[Portrait] Jeanne Chauvin, une pionnière

EXTRAIT DE LA REVUE LA SEMAINE JURIDIQUE – ÉDITION GÉNÉRALE – N° 9-10 – 4 MARS 2019

LA SEMAINE DU DROIT LES ACTEURS

Jeanne Chauvin, une pionnière

En 1901, Jeanne Chauvin a été la première femme avocate à plaider en France. Cette pionnière a combattu toute sa vie en faveur de l’accès des femmes à l’université et au barreau.

Plus de 100 ans se sont écoulés. 100 ans pendant lesquels, loin d’être restées endormies, les femmes ont été de tous les combats pour l’égalité. Si Jeanne Chauvin se réveillait aujourd’hui et entrait dans un tribunal, sans doute écarquillerait-elle les yeux et serait-elle fière du chemin parcouru par les femmes : majoritaires au sein de la profession d’avocats, majoritaires dans la magistrature. Est-il loin ce 30 novembre 1897, ce jour où Jeanne Chauvin s’était vue signifier un refus alors qu’elle justifiait des diplômes requis pour prêter serment.
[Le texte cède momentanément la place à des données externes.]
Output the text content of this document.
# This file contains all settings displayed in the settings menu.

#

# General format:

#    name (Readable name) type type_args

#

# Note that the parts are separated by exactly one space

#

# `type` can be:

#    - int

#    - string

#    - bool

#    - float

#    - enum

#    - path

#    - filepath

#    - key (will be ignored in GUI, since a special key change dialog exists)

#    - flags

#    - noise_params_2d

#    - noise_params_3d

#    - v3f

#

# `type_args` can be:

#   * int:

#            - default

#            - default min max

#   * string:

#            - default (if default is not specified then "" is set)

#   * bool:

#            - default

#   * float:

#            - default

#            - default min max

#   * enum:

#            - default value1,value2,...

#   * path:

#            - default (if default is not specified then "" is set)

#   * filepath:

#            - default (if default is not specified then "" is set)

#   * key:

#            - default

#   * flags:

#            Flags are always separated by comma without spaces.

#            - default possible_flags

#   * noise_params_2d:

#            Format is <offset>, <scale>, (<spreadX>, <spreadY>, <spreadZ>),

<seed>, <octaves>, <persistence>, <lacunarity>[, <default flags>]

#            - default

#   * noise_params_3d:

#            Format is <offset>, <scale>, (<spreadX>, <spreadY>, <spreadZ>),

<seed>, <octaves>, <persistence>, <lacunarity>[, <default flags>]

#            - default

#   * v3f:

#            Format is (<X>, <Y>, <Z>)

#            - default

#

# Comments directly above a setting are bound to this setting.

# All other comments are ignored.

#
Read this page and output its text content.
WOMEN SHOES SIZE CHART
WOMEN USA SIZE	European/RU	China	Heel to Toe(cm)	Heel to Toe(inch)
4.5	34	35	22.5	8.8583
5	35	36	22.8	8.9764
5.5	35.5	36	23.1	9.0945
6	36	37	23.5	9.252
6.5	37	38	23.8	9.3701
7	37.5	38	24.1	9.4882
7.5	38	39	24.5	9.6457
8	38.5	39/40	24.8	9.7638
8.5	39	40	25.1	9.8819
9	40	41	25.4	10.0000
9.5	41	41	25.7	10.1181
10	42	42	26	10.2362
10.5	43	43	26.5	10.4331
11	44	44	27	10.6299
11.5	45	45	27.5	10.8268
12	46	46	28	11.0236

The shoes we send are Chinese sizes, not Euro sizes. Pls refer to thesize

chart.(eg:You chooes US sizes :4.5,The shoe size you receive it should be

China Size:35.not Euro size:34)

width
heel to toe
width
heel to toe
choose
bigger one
Avec son frère, Emile Chauvin, avocat, ancien secrétaire de la Conférence, professeur de droit et député, ils obtiennent le vote de la loi du 1 er décembre 1900 autorisant les femmes à exercer la profession d’avocat. Nombreux sont les opposants, à l’image de ce député : « Si les femmes reçoivent le droit de plaider, ne risque-t-on pas d’accuser le magistrat de s’être laissé convaincre par d’autres moyens que de bons arguments juridiques ? ». Première femme à prêter serment, Olga Balachowsky-Petit est ainsi décrite dans un article du Figaro : « avocate mignonne, gracieuse, la chevelure un peu ébouriffée ». À son tour, Jeanne Chauvin devient avocate le 19 décembre 1900. Première femme à plaider en 1901 dans une affaire de contrefaçon de corsets, elle est raillée par les hommes qui accueillent sa prestation par des « Robe sur robe ne vaut ».

Née le 22 avril 1862 et morte en 1926, l’année où elle fut nommée chevalier de la Légion d’honneur par Raymond Poincaré, lui-même avocat, cette fille de notaire devenue orpheline à 16 ans, était titulaire de deux baccalauréats, en lettres et en sciences et de deux licences, en philosophie et en droit. En 1892, elle devient la deuxième femme docteur en droit dans le monde avec une thèse consacrée à « L’Étude historique des professions accessibles aux femmes », où elle affirme sans ambages que c’est notamment sous l’influence de la Bible et du droit canon qu’ont été introduites et consolidées les inégalités juridiques entre hommes et femmes. Deux ans avant elle, la roumaine Sarmiza Bilcescu avait soutenu une thèse sur le thème « De la condition légale de la mère ».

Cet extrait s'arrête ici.